Um novo relatório mostra que os plásticos convencionais continuam dominantes na embalagem, mas a procura por alternativas sustentáveis, recicláveis e de base biológica está a remodelar a trajetória a longo prazo do mercado.
Plásticos Convencionais Continuam a Dominar, mas Embalagens Sustentáveis Ganham Impulso
O mercado global de embalagens plásticas está projetado para alcançar novos patamares impressionantes entre 2025 e 2035, com os plásticos convencionais a continuarem a dominar — contudo, as alternativas sustentáveis estão a ganhar uma tração significativa. Segundo um novo relatório publicado via OpenPR, o mercado está a ser remodelado pela interação entre materiais económicos, pressões regulatórias em evolução e o aumento da consciencialização dos consumidores.
Enquanto materiais como polietileno (PE), polipropileno (PP) e tereftalato de polietileno (PET) continuam a ser a base das embalagens devido à sua versatilidade e baixos custos de produção, os governos em todo o mundo estão a pressionar cada vez mais para o design circular e a redução de resíduos. Estas medidas regulatórias deverão criar amplas oportunidades para bioplásticos, soluções com conteúdo reciclado e formatos reutilizáveis.
Os fabricantes de embalagens estão a responder com misturas inovadoras de materiais e estruturas multicamadas melhoradas que prolongam a vida útil, minimizando a pegada ambiental. No entanto, a reciclabilidade continua a ser um desafio — particularmente no segmento de alimentos e bebidas, onde a contaminação e as limitações na triagem complicam os esforços de recuperação.
“Apesar do domínio dos polímeros convencionais, os formatos de embalagens sustentáveis estão a evoluir rapidamente de nicho para necessidade,”
nota o relatório. “As empresas que adotarem o eco-design agora ganharão vantagem de mercado a longo prazo.”
O relatório indica ainda que setores como cuidados pessoais, comércio eletrónico e farmacêutico estão a impulsionar a procura por soluções de alto desempenho e ambientalmente conscientes.

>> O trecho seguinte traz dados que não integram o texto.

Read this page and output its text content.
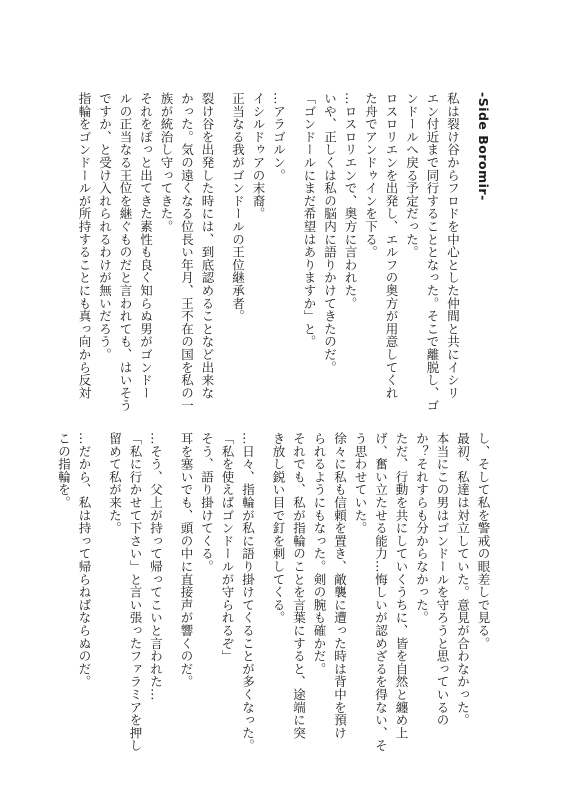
-Side Boromir-
私は裂け谷からフロドを中心とした仲間と共にイシリ
エン付近まで同行することとなった。そこで離脱し、ゴ
ンドールへ戻る予定だった。
ロスロリエンを出発し、エルフの奥方が用意してくれ
た舟でアンドゥインを下る。
…ロスロリエンで、奥方に言われた。
いや、正しくは私の脳内に語りかけてきたのだ。
「ゴンドールにまだ希望はありますか」と。
…アラゴルン。
イシルドゥアの末裔。
正当なる我がゴンドールの王位継承者。
裂け谷を出発した時には、到底認めることなど出来な
かった。気の遠くなる位長い年月、王不在の国を私の一
族が統治し守ってきた。
それをぽっと出てきた素性も良く知らぬ男がゴンドー
ルの正当なる王位を継ぐものだと言われても、はいそう
ですか、と受け入れられるわけが無いだろう。
指輪をゴンドールが所持することにも真っ向から反対
し、そして私を警戒の眼差しで見る。
最初、私達は対立していた。意見が合わなかった。
本当にこの男はゴンドールを守ろうと思っているの
か？それすらも分からなかった。
ただ、行動を共にしていくうちに、皆を自然と纏め上
げ、奮い立たせる能力…悔しいが認めざるを得ない、そ
う思わせていた。
徐々に私も信頼を置き、敵襲に遭った時は背中を預け
られるようにもなった。剣の腕も確かだ。
それでも、私が指輪のことを言葉にすると、途端に突
き放し鋭い目で釘を刺してくる。
…日々、指輪が私に語り掛けてくることが多くなった。
「私を使えばゴンドールが守られるぞ」
そう、語り掛けてくる。
耳を塞いでも、頭の中に直接声が響くのだ。
…そう、父上が持って帰ってこいと言われた…
「私に行かせて下さい」と言い張ったファラミアを押し
留めて私が来た。
…だから、私は持って帰らねばならぬのだ。
この指輪を。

Características como redução de peso, uso de mono-material e compatibilidade com as correntes de reciclagem existentes estão a tornar-se critérios chave de compra para grandes marcas e convertedores de embalagens.
Regionalmente, Europa e América do Norte lideram a implementação da legislação de responsabilidade do produtor e tributação do plástico, acelerando assim a transição para modelos de embalagens mais sustentáveis. Entretanto, a região Ásia-Pacífico continua a ser a maior consumidora de embalagens plásticas em volume, oferecendo tanto desafios como oportunidades na transição para materiais mais verdes.
Olhando para o futuro, os analistas da indústria esperam que a próxima década veja a convergência entre desempenho económico e ecológico, à medida que as empresas de embalagens são forçadas a equilibrar custo, função e sustentabilidade. O futuro do mercado reside na integração inteligente — onde durabilidade, circularidade e inovação trabalham em conjunto para satisfazer as expectativas tanto dos reguladores como dos consumidores.